Bom exemplo de livro apócrifo, Apócrifo de Tiago é atribuído a Tiago, que escreve a destinatário cujo nome é desconhecido, a não ser que se trate de Cerinto (cf. p. 18), já que o papiro mutilado permite ainda perceber um (Cerin)thos. Nesta segunda epístola que lhe endereça, Tiago relata a seu correspondente a conversação que ele e Pedro tiveram com o Salvador no espaço de tempo dos 550 (!) dias que separam a ressurreição da ascensão. O diálogo é construído segundo o gênero literário bastante conhecido na Antiguidade das perguntas (dos apóstolos) e respostas (do Salvador). Esse método literário é muito utilizado nos textos de Nag Hammadi (Apócrifo de João; Livro de Tomé o atleta; Evangelho de Maria; Apocalipse de Paulo; Primeiro Apocalipse de Tiago; Sabedoria de Jesus Cristo, entre outros), visando a transmitir uma revelação, geralmente secreta (apócrifa), a alguns iniciados. As perguntas não têm outra função senão a de suscitar o discurso do Salvador, permitindo-lhe expor a doutrina gnóstica, como mestre absoluto. Com efeito, Pedro intervém apenas duas vezes e Tiago quatro vezes nesse diálogo, o que demonstra claramente que suas perguntas são apenas pretexto para a transmissão magisterial da doutrina.

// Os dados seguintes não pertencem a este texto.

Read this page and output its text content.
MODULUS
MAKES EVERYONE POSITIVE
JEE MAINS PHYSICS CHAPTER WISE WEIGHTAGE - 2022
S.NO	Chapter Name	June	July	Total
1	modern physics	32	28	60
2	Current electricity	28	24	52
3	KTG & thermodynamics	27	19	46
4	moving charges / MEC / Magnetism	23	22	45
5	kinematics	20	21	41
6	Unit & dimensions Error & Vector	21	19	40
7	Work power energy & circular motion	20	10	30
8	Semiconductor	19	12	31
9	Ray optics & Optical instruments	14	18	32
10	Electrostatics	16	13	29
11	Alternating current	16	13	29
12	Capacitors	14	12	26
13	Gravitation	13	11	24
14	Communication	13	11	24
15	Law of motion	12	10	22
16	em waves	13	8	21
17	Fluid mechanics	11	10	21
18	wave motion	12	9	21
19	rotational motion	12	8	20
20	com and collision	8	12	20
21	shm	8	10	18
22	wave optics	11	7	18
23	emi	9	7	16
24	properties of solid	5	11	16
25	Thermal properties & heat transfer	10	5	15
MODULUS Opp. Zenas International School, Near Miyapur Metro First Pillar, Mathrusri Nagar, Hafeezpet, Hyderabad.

Embora o texto esteja mal conservado, a fórmula de endereçamento da epístola merece ser lida por seu sabor paulino (graça e paz):
(Paz da parte d’)a Paz, (Caridade da parte d’)a Caridade, Gr(aça da parte) da Graça, F(é da parte) da Fé, Vida da parte da Vida Santa (p. 1,2-8)
O Senhor chama Tiago e Pedro à parte (cf. Mc 5,37; 9,2; 14,33) e Tiago releva assim a importância e o segredo da mensagem recebida:
Já que tu me pediste um ensinamento secreto que me foi revelado, como também a Pedro, pelo Senhor, não pude recusá-lo, mas também não pude dizer-te de viva voz. Assim, eu o transcrevi em hebraico e enviei-o a ti, mas somente a ti. Mas, como tu és servidor da salvação dos santos, sê vigilante e abstém-te de transmitir a outros este escrito que o Salvador não quis transmitir sequer a nós todos, seus discípulos (p. 1,8-25).
Essa insistência no segredo da revelação e em sua expressão em língua tão sagrada quanto velada como o hebraico, bem como nos seus receptores privilegiados (note-se que Tiago é colocado antes de Pedro, cf. Gl 2,9), caracteriza boa parte da literatura gnóstica, reservada a uma elite de homens salvos, os “santos”.